Systemd for some reason seems to uniquely be the epicenter of giant facepalm bugs like LEAVING THE SYSTEM FIRMWARE VULNERABLE TO AN RM -RF COMMAND, a situation which causes alarm to none of the systemd crowd. They just shrug if off. "What's the big deal? I don't get it," they say.
I used to see the same mentality from Microsoft people back in the day. "Why would you use Linux? I don't get it. Windows is fine."
It's because you lack standards. You're completely used to being surrounded by software and hardware that is Fucking Garbage. Everything is like that in your world. You're happier than a pig in shit, oblivious.
Aside of that, plan9 wins on the theoretical side, it was a research OS, but in the practical one... it's opinionated.
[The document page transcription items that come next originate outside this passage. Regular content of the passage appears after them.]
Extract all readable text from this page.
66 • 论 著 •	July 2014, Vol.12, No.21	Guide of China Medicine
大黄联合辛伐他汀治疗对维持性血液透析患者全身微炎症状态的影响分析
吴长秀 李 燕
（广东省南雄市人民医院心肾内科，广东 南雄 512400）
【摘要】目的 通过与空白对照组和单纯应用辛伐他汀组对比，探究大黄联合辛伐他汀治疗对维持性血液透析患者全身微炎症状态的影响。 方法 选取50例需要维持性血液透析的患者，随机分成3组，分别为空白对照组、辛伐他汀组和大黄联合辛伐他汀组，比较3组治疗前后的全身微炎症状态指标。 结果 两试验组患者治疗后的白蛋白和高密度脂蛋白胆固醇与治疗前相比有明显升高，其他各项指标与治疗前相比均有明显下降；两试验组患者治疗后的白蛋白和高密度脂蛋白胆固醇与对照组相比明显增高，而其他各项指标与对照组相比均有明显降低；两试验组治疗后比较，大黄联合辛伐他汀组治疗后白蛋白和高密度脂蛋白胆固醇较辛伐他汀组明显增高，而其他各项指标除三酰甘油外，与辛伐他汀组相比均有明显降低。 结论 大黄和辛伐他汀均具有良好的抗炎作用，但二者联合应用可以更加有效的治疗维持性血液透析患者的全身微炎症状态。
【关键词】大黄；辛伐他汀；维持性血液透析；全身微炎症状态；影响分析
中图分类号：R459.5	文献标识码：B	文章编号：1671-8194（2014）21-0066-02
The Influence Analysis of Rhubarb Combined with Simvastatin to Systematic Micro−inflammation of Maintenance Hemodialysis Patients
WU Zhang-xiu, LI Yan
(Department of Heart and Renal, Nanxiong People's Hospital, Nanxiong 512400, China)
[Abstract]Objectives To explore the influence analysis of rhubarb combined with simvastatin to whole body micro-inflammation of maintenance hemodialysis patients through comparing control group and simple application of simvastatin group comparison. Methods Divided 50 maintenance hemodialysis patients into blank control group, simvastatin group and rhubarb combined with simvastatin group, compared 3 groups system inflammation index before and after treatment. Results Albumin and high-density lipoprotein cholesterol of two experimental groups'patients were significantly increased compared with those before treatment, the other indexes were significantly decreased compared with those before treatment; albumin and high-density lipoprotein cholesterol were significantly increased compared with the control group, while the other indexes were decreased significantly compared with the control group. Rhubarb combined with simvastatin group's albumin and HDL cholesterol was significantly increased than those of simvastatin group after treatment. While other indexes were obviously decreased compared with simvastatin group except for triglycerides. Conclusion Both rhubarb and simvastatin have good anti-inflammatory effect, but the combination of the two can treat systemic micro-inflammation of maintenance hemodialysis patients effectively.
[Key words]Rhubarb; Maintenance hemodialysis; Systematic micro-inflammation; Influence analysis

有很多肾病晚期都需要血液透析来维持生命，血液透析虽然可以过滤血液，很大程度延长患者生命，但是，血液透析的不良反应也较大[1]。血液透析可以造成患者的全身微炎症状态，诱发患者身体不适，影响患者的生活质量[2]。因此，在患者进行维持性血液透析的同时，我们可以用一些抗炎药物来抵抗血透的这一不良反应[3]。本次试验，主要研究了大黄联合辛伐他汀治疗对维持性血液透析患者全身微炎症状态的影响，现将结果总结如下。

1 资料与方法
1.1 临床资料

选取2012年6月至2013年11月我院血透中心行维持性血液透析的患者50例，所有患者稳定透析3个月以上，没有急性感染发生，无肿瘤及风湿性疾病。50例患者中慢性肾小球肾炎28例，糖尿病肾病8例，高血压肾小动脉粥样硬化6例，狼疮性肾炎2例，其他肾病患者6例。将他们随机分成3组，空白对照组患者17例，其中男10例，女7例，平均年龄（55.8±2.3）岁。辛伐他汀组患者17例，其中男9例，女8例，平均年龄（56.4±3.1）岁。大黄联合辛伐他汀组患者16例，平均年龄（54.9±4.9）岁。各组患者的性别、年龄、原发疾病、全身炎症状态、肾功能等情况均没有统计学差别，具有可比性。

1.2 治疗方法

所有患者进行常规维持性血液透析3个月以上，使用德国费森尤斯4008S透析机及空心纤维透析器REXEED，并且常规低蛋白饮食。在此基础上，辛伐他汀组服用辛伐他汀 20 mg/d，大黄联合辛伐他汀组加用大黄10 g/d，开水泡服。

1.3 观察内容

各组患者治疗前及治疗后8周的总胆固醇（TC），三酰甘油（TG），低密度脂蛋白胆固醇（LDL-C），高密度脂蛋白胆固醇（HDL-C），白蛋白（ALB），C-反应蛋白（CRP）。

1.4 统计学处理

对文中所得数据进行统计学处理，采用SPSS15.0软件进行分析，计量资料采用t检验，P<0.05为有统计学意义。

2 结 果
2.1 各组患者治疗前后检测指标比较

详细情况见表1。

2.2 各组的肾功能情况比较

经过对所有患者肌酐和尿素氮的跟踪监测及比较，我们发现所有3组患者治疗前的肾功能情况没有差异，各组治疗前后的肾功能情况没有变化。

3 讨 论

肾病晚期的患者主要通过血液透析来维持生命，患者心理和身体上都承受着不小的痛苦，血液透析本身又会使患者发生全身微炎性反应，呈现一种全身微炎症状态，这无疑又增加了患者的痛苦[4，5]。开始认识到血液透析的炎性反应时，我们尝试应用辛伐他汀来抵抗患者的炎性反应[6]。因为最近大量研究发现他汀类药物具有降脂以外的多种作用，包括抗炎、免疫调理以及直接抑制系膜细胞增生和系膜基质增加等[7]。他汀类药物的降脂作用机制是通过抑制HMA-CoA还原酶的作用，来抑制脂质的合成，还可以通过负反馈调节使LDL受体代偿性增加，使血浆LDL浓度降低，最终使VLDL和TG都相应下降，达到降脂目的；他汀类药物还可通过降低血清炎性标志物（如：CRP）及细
I have read the first couple pages of these results. Would like you like to highlight one of these in particular?
Run levels. That's it, sysvinit is about run levels. Each run level starts or kills off its own specific list of runnable things like applications, daemons, capabilities, etc.
Run levels were a desirable feature back in the day amongst System V Unix vendors, so each run level required its own kill and start scripts for each item. Run levels, for example, could take a running system from single user (root admin) mode to multi-user, multi-login, NFS sharing, full X11 mode in one command immediately as the scripts ran. This allowed rapid reconfiguration of a system, such as from a GIS workstation to a headless file server, etc. etc. as needed. Each system could be configured to boot to a specific run level. Rather than duplicate some or all such scripts across some or all run levels, symlinks were the solution.
For example, Solaris had run levels 0 through 6. Zero was a blunt force system halt; 1 was single root user admin mode; 2 was multi-user headless mode with NFS; 3 was multi-user X11 windows mode with NFS; 4 was unspecified and therefore kept for purely local configuration as desired; 5 was a planned, orderly system shutdown; and 6 was a planned, orderly system reboot. The root user could implement their choice of run level directly with the init command.
Each run level had its own run control directory (rc.d) under /etc/rc.d for its appropriate kill and start scripts, which were run in order of their K or S number, so dependencies had to be kept in mind when numbering, and curing a dependency failure was as simple as changing a script's number to rearrange the list. So, why copy S04blahblah from rc2.d to rc3.d when a symlink is far better?
Its not hard to understand when you get the big picture, and it wasn't hard to administer if you had the proper overview of it all. Admittedly, admins coming in cold would have to sort through it all, which is partly why it gained a reputation for murkiness when not properly documented by/for local admins. Keep in mind it was the era of administering sendmail macros and NIS tables by hand and you get the picture.
NOTE: edited for clarity
That's how vendor lock-in works, in which a myth is propagated that having it all come from under one roof is best. In fact, it is a guarantee that best-of-breed alternative solutions cannot be used. Interoperability is thwarted. This is why sensible Unix admins historically knew to keep options open for mixed-vendor sourcing as long as the bosses didn't get roped in to a single vendor or source.
I am very sorry to inform you but efivarfs is something coming from the Linux kernel. Being able to rm -rf it is squarely something that is entirely on the kernel implementation, WHICH THE AUTHOR OF EFIVARFS EVEN ADMITS[0]
#facepalm
Think about it, you can't obligate the systemd folks to maintain codebases that aren't theirs.. would be madness.